Chorei quando li o roteiro. Neste tempo em que o mundo chora, e não somente pelo 11 de setembro, mas pelo que aconteceu em Ruanda e pela guerra em muitos outros lugares, devo pegar aquele garoto pela mão e transmitir-lhe alguma coisa, mas sabendo que jamais se pode ensinar experiência porque cada um deve conquistá-la sozinho.
O senhor teve tudo, dinheiro, mulheres, sucesso, Hollwyood. E hoje?
Hoje é o presente, é preciso conviver com as lembranças ao longo da estrada, com o meu amor pela ópera, o sorriso tímido de meus netos a quem você devo sempre repetir que com a vida é preciso saber jogar certo.
O senhor jogou com muito dinheiro. E também com a carreira...
Os filmes que fiz com Fred Zinnemann, Francesco Rosi, Blake Edwards, Herbert Ross, William Wyler, Andrzej Wajda, todos foram mal. Verdadeiros fracassos. Tudo é um jogo de xadrez, palavra de um campeão de bridge.
Conheceu e amou atrizes e mulheres belíssimas e de talento. Também foi um jogo?
Barbra Streisand (NR: parceira do ator em ''Funny Girl'' e ''Funny Lady'') era diferente de todas, mas Sophia Loren (''Felizes para Sempre'') à noite cozinhava spaghetti com sensualidade. E quando estive com Ingrid Bergman (''O Rolls-Royce Amarelo'') foram momentos de religiosa beleza.
Por que tem feito tão poucos filmes nestes últimos anos?
Para mim sempre foi um problema encontrar papéis adequados. E agora que envelheci, o problema ficou sem solução. Sou um egípcio que trabalha em produções internacionais. Um caso único. Quando eu era jovem e meu nome fazia bilheteria, os produtores adaptavam para mim os roteiros. Mas agora que estou velho, por que fariam isso? Há tantos atores velhos em cada país, um estrangeiro não é necessário.
Como se sente atualmente?
Um sobrevivente. Trabalhei muito, mas nos últimos 25 anos não fiz nada de bom. Por isso acho que ''M. Ibrahim'' é a última grande chance que a carreira me oferece. Um belo roteiro, escrito com palavras justas e inteligentes. Espero que o público, quando assistir, entenda que para viver bem os homens devem dialogar entre si. Mesmo os israelenses e palestinos. Mas quanto a estes não sou otimista. Talvez meus filhos, ou os filhos dos meus filhos vejam o fim deste conflito.

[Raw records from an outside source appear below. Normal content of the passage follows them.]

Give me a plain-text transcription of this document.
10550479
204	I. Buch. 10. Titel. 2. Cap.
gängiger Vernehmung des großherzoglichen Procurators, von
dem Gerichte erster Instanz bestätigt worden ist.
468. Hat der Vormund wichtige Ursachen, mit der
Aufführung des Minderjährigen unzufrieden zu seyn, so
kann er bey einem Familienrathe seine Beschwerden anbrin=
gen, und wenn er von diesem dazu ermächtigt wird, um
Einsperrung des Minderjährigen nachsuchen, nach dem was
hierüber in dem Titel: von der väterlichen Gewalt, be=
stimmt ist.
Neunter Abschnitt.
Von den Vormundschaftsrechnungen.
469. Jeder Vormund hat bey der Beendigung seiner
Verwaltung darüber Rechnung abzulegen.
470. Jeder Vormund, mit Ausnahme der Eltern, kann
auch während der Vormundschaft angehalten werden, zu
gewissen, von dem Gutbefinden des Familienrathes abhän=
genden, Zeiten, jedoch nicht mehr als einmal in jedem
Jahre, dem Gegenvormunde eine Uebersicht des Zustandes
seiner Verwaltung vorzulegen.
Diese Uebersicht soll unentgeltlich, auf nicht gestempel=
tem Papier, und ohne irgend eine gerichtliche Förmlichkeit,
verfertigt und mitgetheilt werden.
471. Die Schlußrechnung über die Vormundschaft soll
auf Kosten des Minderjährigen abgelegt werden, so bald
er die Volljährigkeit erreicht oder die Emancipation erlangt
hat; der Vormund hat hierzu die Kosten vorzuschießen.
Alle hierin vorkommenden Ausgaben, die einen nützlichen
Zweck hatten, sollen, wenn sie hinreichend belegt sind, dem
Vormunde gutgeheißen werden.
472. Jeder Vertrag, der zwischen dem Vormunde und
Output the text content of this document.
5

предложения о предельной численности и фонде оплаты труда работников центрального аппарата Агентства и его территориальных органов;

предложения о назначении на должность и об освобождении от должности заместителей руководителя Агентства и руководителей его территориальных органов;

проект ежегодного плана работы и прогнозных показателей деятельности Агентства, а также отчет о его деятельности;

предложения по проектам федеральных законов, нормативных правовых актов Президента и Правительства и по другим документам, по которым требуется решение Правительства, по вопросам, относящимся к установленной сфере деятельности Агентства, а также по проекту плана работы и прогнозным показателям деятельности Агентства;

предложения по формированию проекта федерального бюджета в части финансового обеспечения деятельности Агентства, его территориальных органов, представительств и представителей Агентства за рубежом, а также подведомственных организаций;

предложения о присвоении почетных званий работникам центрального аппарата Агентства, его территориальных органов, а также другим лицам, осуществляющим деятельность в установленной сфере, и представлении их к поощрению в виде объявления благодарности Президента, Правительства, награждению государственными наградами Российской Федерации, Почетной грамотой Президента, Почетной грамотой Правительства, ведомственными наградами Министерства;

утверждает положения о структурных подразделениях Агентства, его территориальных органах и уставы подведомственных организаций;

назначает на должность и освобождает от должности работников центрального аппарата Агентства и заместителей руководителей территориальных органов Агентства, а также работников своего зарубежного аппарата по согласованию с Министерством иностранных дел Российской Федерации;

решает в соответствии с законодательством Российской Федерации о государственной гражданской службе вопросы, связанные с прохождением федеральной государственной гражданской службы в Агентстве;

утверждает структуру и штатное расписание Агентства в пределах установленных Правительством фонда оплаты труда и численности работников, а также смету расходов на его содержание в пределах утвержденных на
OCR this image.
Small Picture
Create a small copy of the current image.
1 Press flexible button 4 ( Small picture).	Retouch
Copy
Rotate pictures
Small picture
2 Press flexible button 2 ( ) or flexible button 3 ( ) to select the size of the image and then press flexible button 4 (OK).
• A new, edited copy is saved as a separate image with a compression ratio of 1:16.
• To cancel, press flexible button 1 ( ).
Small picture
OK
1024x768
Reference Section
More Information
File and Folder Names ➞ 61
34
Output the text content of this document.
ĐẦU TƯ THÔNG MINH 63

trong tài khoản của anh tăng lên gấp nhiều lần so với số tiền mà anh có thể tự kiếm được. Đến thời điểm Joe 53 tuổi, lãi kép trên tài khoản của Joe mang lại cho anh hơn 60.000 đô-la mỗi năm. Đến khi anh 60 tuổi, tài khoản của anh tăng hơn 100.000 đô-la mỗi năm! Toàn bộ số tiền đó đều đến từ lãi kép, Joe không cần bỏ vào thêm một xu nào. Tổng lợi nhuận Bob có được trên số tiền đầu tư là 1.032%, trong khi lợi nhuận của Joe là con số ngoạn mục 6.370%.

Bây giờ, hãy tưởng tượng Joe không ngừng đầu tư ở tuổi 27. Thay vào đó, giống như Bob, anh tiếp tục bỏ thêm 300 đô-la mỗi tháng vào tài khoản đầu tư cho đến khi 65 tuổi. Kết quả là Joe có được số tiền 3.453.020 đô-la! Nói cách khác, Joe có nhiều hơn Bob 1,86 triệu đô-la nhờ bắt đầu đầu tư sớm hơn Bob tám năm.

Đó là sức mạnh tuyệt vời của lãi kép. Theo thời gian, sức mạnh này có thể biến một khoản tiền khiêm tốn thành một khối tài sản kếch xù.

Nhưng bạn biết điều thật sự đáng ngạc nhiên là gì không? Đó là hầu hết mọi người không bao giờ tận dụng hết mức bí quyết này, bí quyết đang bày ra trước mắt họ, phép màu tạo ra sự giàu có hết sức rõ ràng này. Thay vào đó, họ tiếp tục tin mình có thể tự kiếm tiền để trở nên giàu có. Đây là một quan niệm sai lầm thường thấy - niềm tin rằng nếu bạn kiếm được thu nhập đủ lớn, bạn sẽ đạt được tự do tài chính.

Meu filme de cabeceira é ''Lawrence da Arábia''. É um dos títulos que o levaram à fama. O outro é ''Dr. Jivago''. Qual dos dois é seu preferido?
Creio que ''Lawrence'' merece ser considerado um filme importante. O outro não. Eu sei, ''Jivago'' agrada às mulheres. Mas para meu gosto é muito sentimental.